Там мы разучили песню - игру про косарей:
Вышлы в полэ косари
Косыть ранком дозари,
Гей, нулю, косари...
Мы подражали косарям очень точно и красиво. Шагали, взмахивали невидимой косой и в доме, и во дворе. Во дворе в это время косил густую траву настоящий косарь. И - о радость! - он ушел, а на полдвора осталось травы. Дети сперва поступают, а потом думают. Я прыгала по траве, искала косу, ту, настоящую, больно ушиблась обо что-то босой ногой - подъемом стопы, а за мной - кровавая полоса. Я закричала от крови - не от боли. Мало ли чем не ушибались мы, "босявилы", как говорила бабуся. Мама хотела видеть меня в сандаликах и чулочках, как подобает интеллигентному ребенку. Бабушка, напротив, доказывала: Нина не лучше тех, у кого нет лишних туфель или вообще их нет. И для здоровья лучше - пусть чувствует землю, ее магнетизм. И на риторический мамин вопрос: "Ты опять босиком?" - теперь я отвечала как бы мудрствуя: "В мои пятки от земли идет магнетизм".

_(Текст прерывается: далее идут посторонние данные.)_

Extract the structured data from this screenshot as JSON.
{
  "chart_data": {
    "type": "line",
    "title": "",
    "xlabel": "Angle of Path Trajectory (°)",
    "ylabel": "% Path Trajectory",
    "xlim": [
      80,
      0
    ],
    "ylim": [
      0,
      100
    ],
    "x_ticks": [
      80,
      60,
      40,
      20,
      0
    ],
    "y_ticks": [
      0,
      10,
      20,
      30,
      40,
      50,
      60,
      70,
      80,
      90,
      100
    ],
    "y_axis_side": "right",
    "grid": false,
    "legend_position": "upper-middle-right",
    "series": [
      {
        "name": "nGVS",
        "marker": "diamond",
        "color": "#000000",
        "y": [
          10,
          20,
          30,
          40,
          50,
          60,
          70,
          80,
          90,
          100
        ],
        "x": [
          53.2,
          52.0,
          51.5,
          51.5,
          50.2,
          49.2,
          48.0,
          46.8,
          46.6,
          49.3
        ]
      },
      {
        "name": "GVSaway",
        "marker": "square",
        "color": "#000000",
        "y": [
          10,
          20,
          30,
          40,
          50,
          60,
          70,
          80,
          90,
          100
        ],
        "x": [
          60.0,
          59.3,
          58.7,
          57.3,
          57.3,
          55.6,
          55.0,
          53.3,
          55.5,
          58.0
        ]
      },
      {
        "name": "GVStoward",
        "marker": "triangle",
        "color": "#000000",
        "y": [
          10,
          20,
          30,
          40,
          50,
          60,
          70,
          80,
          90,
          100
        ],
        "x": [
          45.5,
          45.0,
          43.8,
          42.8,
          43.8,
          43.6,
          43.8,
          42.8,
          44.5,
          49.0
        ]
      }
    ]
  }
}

Жертва "магнетизма" и детсадовской музыкальной игры ревела полным голосом. Выскочил взбешенный криком отец. Он был пьян. "Замолчи, стерва! - перекрывал он мой отчаянный плач. - Запрещаю!" Я сначала слышала удары, он меня чем-то хлестал. Потом перестала слышать. Очнулась я у доктора Ильминского на кожаном диване. У папы меня, уже потерявшую сознание, насилу отняли. Мне давали что-то нюхать, чем-то прохладным терли виски. Мама сидела надо мной заплаканная. Доктор "лечил" ногу.
Два раза подряд меня пронзила от стопы до горла сильная боль. Я боялась йода и закричала:
- Не надо йода! Не надо йода, миленький!
- Еще раз - и два - и все, и будет здорова твоя нога, - успокаивал доктор. - Потерпи два разочка, чтобы мама не плакала.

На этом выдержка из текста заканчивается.